We see this claim routinely made wherever an informant is involved in uncovering a jihadist plot. The informant, so it goes, enticed them into participating in jihad, echoing the standard elementary-school defense and classic abdication of responsibility: “but he made me do it!”
And it is, indeed, a flimsy argument. Are we to believe at some point the defendant so easily took the step of saying, “Welllll, I don’t normally go in for this sort of thing because I’m a peaceful, moderate Muslim, but you’re a swell guy, so… Yeah, let’s murder some Australian solders!” Or kill some Jews. Or plot to kill American soldiers overseas. And so on.
A man accused of conspiring to launch a terror attack against an Australian army base in Sydney believed that Somalia was the place for ”true jihad”, the Supreme Court heard yesterday.
Wissam Fattal told an undercover police officer in February last year that many Muslims from Australia ”were going to fight jihad in Somalia”. The court heard that Fattal was also interested in travelling to Yemen or Afghanistan, and that he believed the life of a mujahideen was the best life.
Fattal’s lawyer, Pat Tehan, QC, said the undercover officer, known only as ”Hamza” tried to manipulate Fattal into making threats against the Australian military. He said Hamza tried to provoke Fattal in May last year by telling him Australian soldiers had killed an innocent man in Iraq.
In a March 10, 2009, exchange which was played to the court yesterday, Hamza allegedly recorded Fattal saying: ”Brother, if I find a way to kill the army, I swear to Allah the great, I’m gunna do it. I swear to Allah the great why I kill them, because they put what they call them sending, send them to Afghanistan and Iraq.’‘
The court has heard that Fattal travelled to Sydney in late March last year and visited Holsworthy Army Barracks for surveillance.
Hamza, a Victoria Police senior constable, said he befriended Fattal at the Preston mosque. He first met Fattal on November 7, 2008, prayed with him and visited him repeatedly from April 2009 while Fattal was in custody on an unrelated charge.

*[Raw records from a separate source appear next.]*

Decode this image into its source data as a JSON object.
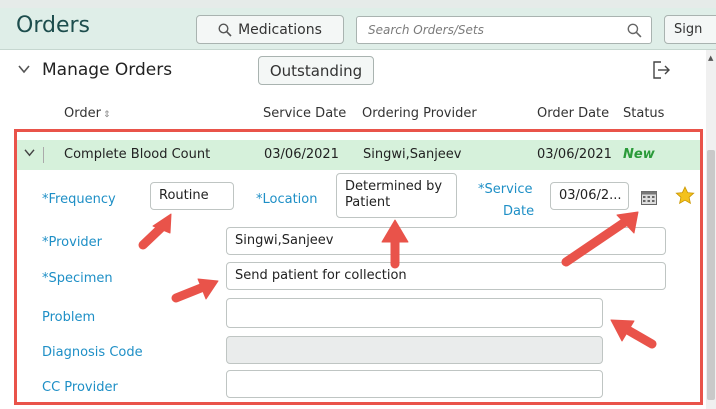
{
  "header": {
    "title": "Orders",
    "medications_label": "Medications",
    "search_placeholder": "Search Orders/Sets",
    "sign_label": "Sign"
  },
  "subheader": {
    "title": "Manage Orders",
    "outstanding_label": "Outstanding"
  },
  "columns": {
    "order": "Order",
    "service_date": "Service Date",
    "ordering_provider": "Ordering Provider",
    "order_date": "Order Date",
    "status": "Status"
  },
  "order": {
    "name": "Complete Blood Count",
    "service_date": "03/06/2021",
    "provider": "Singwi,Sanjeev",
    "order_date": "03/06/2021",
    "status": "New"
  },
  "form": {
    "frequency_label": "*Frequency",
    "frequency_value": "Routine",
    "location_label": "*Location",
    "location_value": "Determined by Patient",
    "service_label_1": "*Service",
    "service_label_2": "Date",
    "service_value": "03/06/2...",
    "provider_label": "*Provider",
    "provider_value": "Singwi,Sanjeev",
    "specimen_label": "*Specimen",
    "specimen_value": "Send patient for collection",
    "problem_label": "Problem",
    "problem_value": "",
    "diagnosis_label": "Diagnosis Code",
    "diagnosis_value": "",
    "cc_label": "CC Provider",
    "cc_value": ""
  },
  "colors": {
    "accent_blue": "#1e8fc6",
    "header_green": "#dfeee8",
    "row_green": "#d6f1db",
    "status_green": "#2b9b3a",
    "annotation_red": "#e9534a"
  },
  "icons": [
    "search-icon",
    "chevron-down-icon",
    "export-icon",
    "sort-icon",
    "calendar-icon",
    "star-icon",
    "arrow-annotation"
  ]
}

Hamza gave his evidence from an undisclosed location and by video link to a courtroom reconfigured to protect his identity. He said he boxed and trained with Fattal who told him he was a former successful kick-boxer.
Only the jury, the respective legal teams and Justice Betty King and her staff were able to see Hamza’s face on television monitors as he gave evidence.
To the rest of the court, Hamza was a disembodied voice with an Australian accent. Hamza posed as a convert to Islam when he approached Fattal at the mosque.
Fattal, 34, Abdirahman Ahmed, 26, Saney Edow Aweys, 27, Nayef El Sayed, 26, and Yaqcqub Khayre, 23, are charged with preparing for, or planning, a terrorist attack.
They were allegedly planning a suicide attack against Holsworthy Army Barracks. The men have pleaded not guilty….
Did Hamza put it in all of their minds, too?